In Italia le idee non mancano e neache i progetti innovativi, ma i cittadini, gli imprenditori e gli innovatori non sanno a chi rivolgersi, dove cercare risorse finanziarie: “Da settembre, avendo oggi la Corte dei conti vidimato il decreto ministeriale, potremo partire col Fondo Nazionale sull’Innovazione – ha dichiarato Di Maio – come hanno già fatto in Francia e in Germania. Si tratta di un fondo da 2 miliardi di euro che ci consentirà di finanziare in Italia le startup innovative”.

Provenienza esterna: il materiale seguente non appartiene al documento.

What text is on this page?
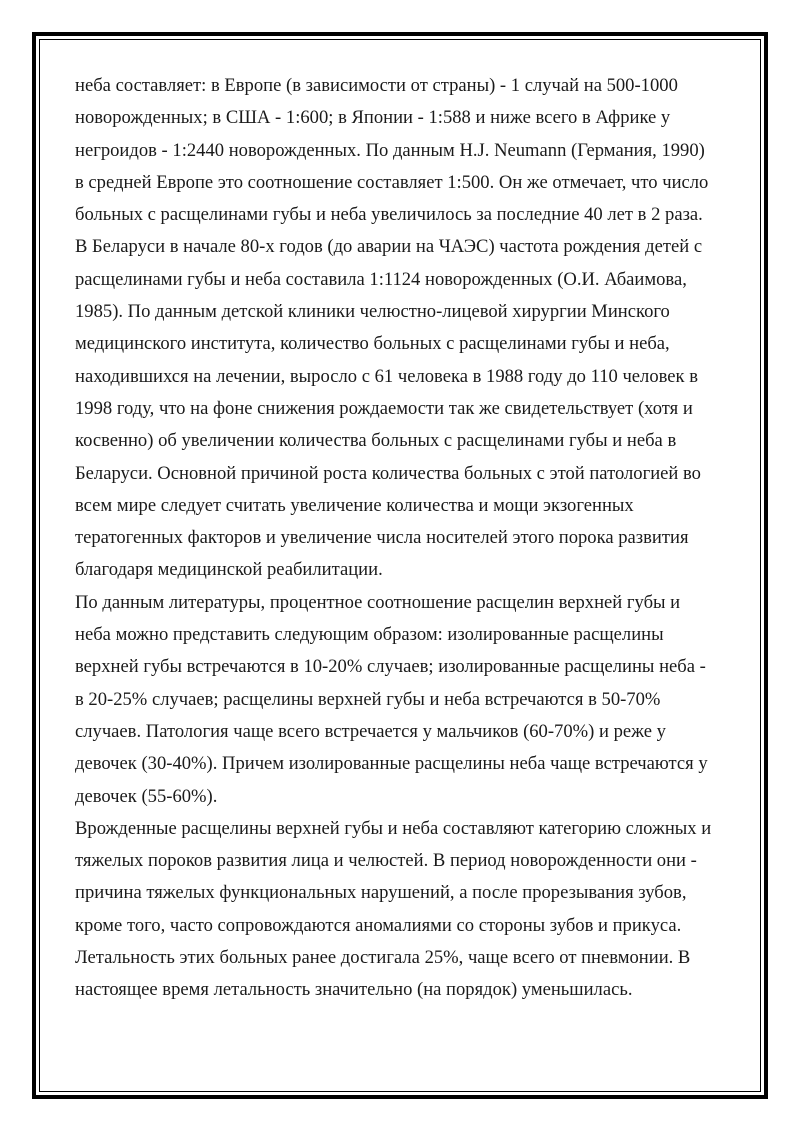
неба составляет: в Европе (в зависимости от страны) - 1 случай на 500-1000
новорожденных; в США - 1:600; в Японии - 1:588 и ниже всего в Африке у
негроидов - 1:2440 новорожденных. По данным H.J. Neumann (Германия, 1990)
в средней Европе это соотношение составляет 1:500. Он же отмечает, что число
больных с расщелинами губы и неба увеличилось за последние 40 лет в 2 раза.
В Беларуси в начале 80-х годов (до аварии на ЧАЭС) частота рождения детей с
расщелинами губы и неба составила 1:1124 новорожденных (О.И. Абаимова,
1985). По данным детской клиники челюстно-лицевой хирургии Минского
медицинского института, количество больных с расщелинами губы и неба,
находившихся на лечении, выросло с 61 человека в 1988 году до 110 человек в
1998 году, что на фоне снижения рождаемости так же свидетельствует (хотя и
косвенно) об увеличении количества больных с расщелинами губы и неба в
Беларуси. Основной причиной роста количества больных с этой патологией во
всем мире следует считать увеличение количества и мощи экзогенных
тератогенных факторов и увеличение числа носителей этого порока развития
благодаря медицинской реабилитации.

По данным литературы, процентное соотношение расщелин верхней губы и
неба можно представить следующим образом: изолированные расщелины
верхней губы встречаются в 10-20% случаев; изолированные расщелины неба -
в 20-25% случаев; расщелины верхней губы и неба встречаются в 50-70%
случаев. Патология чаще всего встречается у мальчиков (60-70%) и реже у
девочек (30-40%). Причем изолированные расщелины неба чаще встречаются у
девочек (55-60%).

Врожденные расщелины верхней губы и неба составляют категорию сложных и
тяжелых пороков развития лица и челюстей. В период новорожденности они -
причина тяжелых функциональных нарушений, а после прорезывания зубов,
кроме того, часто сопровождаются аномалиями со стороны зубов и прикуса.
Летальность этих больных ранее достигала 25%, чаще всего от пневмонии. В
настоящее время летальность значительно (на порядок) уменьшилась.
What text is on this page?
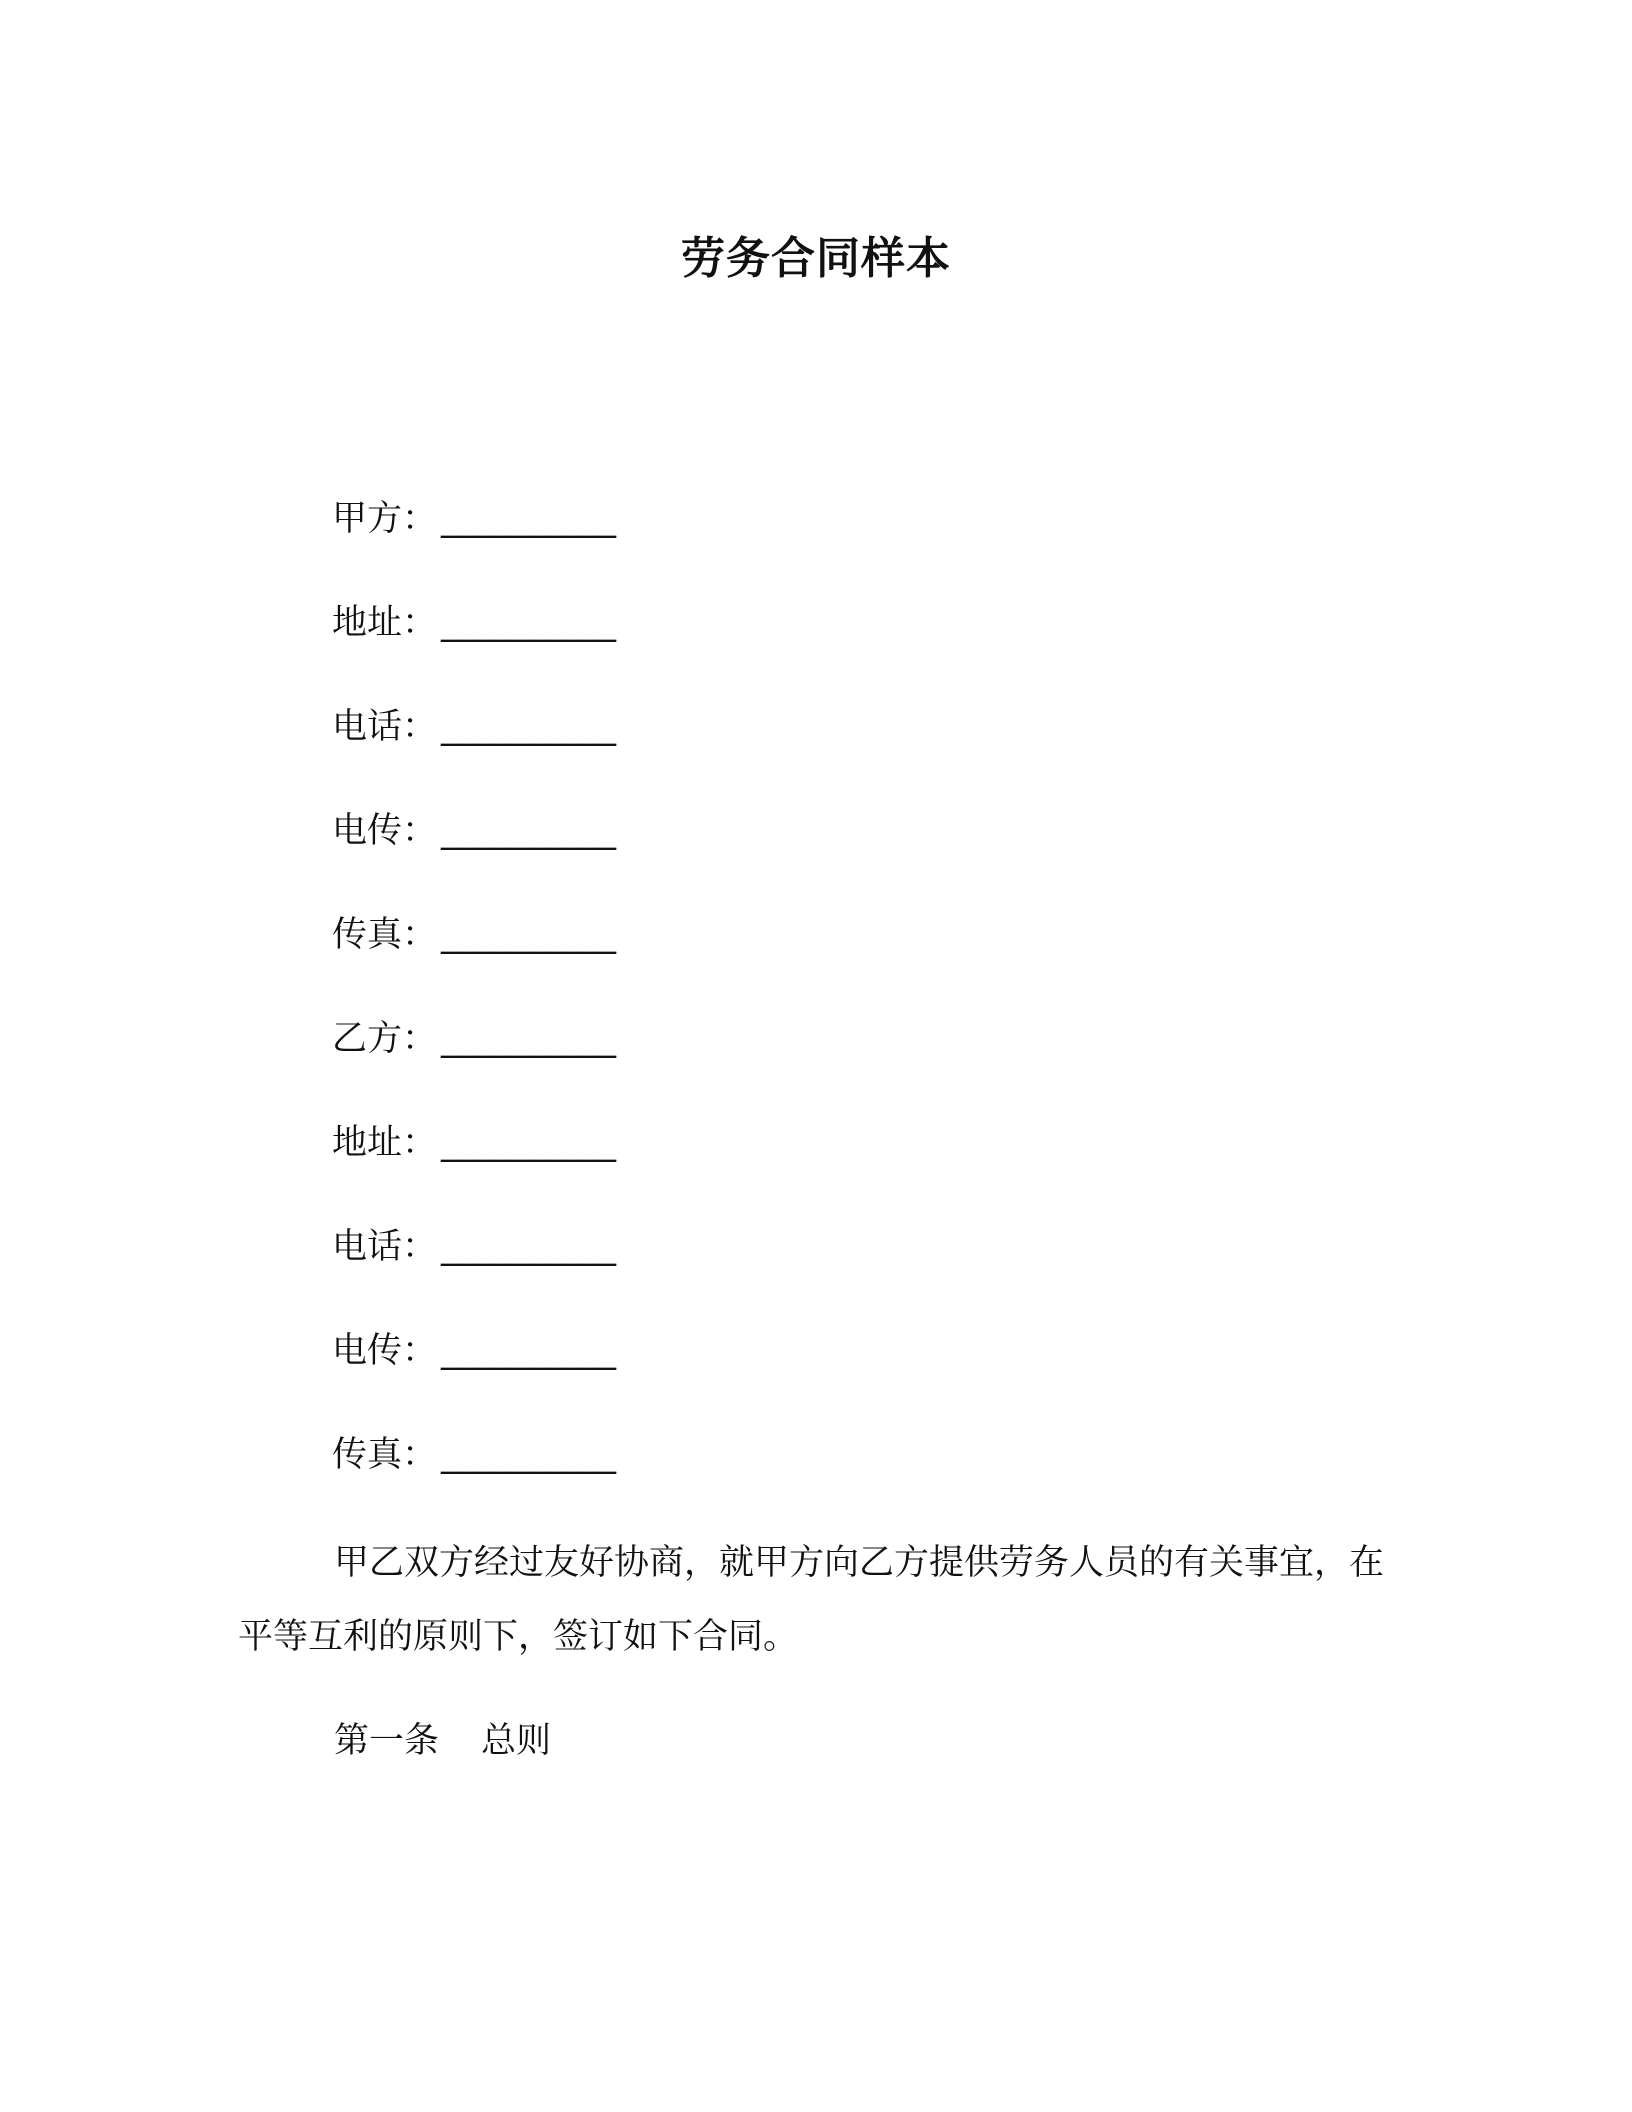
劳务合同样本
甲方： __________
地址： __________
电话： __________
电传： __________
传真： __________
乙方： __________
地址： __________
电话： __________
电传： __________
传真： __________
甲乙双方经过友好协商，就甲方向乙方提供劳务人员的有关事宜，在平等互利的原则下，签订如下合同。
第一条 总则
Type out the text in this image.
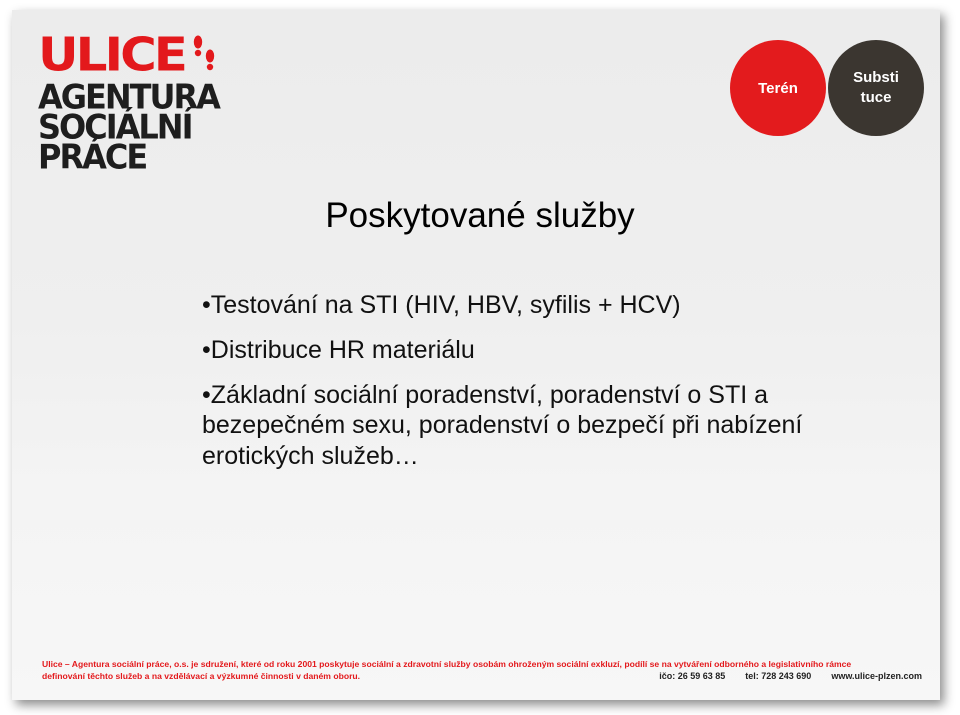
ULICE
AGENTURA
SOCIÁLNÍ
PRÁCE
Terén
Substi
tuce
Poskytované služby
•Testování na STI (HIV, HBV, syfilis + HCV)
•Distribuce HR materiálu
•Základní sociální poradenství, poradenství o STI a bezepečném sexu, poradenství o bezpečí při nabízení erotických služeb…
Ulice – Agentura sociální práce, o.s. je sdružení, které od roku 2001 poskytuje sociální a zdravotní služby osobám ohroženým sociální exkluzí, podílí se na vytváření odborného a legislativního rámce
definování těchto služeb a na vzdělávací a výzkumné činnosti v daném oboru.	ičo: 26 59 63 85 tel: 728 243 690 www.ulice-plzen.com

Altro passaggio importante che lega tecnologia, mercarti e produzione nazionale è quello dedicati alla blockchain e il Made in Italy: “Come MiSE abbiamo investito 45 milioni di euro per sperimentare la Blockchain su tre filiere, il tessile, l’agroalimentare e una parte della meccanica di precisione. Questo ci consentirà non solo di tracciare il prodotto ma i singoli pezzi. Ogni singolo pezzo potrà essere tracciato in Blockchain, consentendoci di garantire l’autenticità in generale”.
A livello mondiale, il Made in Italy vale oggi 40 miliardi di euro, mentre il falso Made in Italy vale 100 miliardi: “Il contrasto all’Italian sounding e il contrasto alla contraffazione passa dunque attraverso l’utilizzo di nuove tecnologie come la Blockchain, capace di garantire la tracciabilità del prodotto. In tal modo, ogni consumatore sugli scaffali di tutto il mondo potrà, con il proprio smartphone, avere la garanzia che quel prodotto è tracciato e sapere se viene o meno dall’Italia”.
Grazie a questa tecnologia, a detta del vice premier, potremo presto recuperare questi altri 100 miliardi in mano alla criminalità organizzata.

È stato poi affrontato il problema della fuga dei cervelli, fenomeno che riguarda principalmente il Sud Italia, ma che ormai, per mancanza di prospettive lavorative, coinvolge tanti giovani e meno giovani di ogni regione: “Per effetto della mancanza di questi fondi di Venture Capital in Italia abbiamo avuto Germania e Francia che hanno attratto i nostri giovani con le loro idee innovative. Gli hanno finanziato le idee e si sono fatti depositare i brevetti presso i loro uffici”.
L’obiettivo – ha precisato Di Maio – è quello di tenere queste idee qui, finanziarle e garantirne le strutture operative di supporto, come il 5G e la banda ultralarga, mettendole in comunicazione con i fondi privati, le università e le imprese. Le imprese hanno difficoltà anche per le loro grandezza. Il 99% delle nostre imprese è in media di 15 dipendenti e a volte non hanno le risorse per istituire un ufficio legale interno figuriamoci per poter assumere un manager o un regista dell’innovazione che consenta a quell’azienda di aggiornarsi, digitalizzarsi, internazionalizzarsi con l’ecommerce”.
Su quest’ultimo punto, il Ministro è stato chiaro: “Noi siamo intervenuti con la legge di bilancio e la scorsa settimana abbiamo firmato il provvedimento attuativo sui voucher per gli Innovation manager, che permetterà ad ogni azienda di avere uno sgravio fino a 40.000 euro all’anno per assumere un manager per l’innovazione e quindi consentire una trasformazione digitale dell’azienda”.

Chiusura sull’attesa della nomina del Commissario alla concorrenza europea, che dovrebbe essere italiano: “Il lavoro che dovremmo fare con quel Commissario è cercare di garantire molto di più le esportazioni, sviluppare nuovi rapporti con altri Paesi, non solo con gli Stati Uniti, e soprattutto superare una serie di logiche antitrust che oggi non ci consentono di creare i cosiddetti campioni europei. Con le norme antitrust l’UE non è stata capace di creare un campione europeo sull’innovazione”.
Un Commissario che per Di Maio avrà una precisa mission: “che è quella di sbloccare alcuni rapporti commerciali con gli Stati Uniti, bloccati per effetto dei dazi. Se l’Europa potrà, nei prossimi mesi, dovrà fare il più possibile pressione affinché si raggiunga un accordo tra Stati Uniti e Cina”.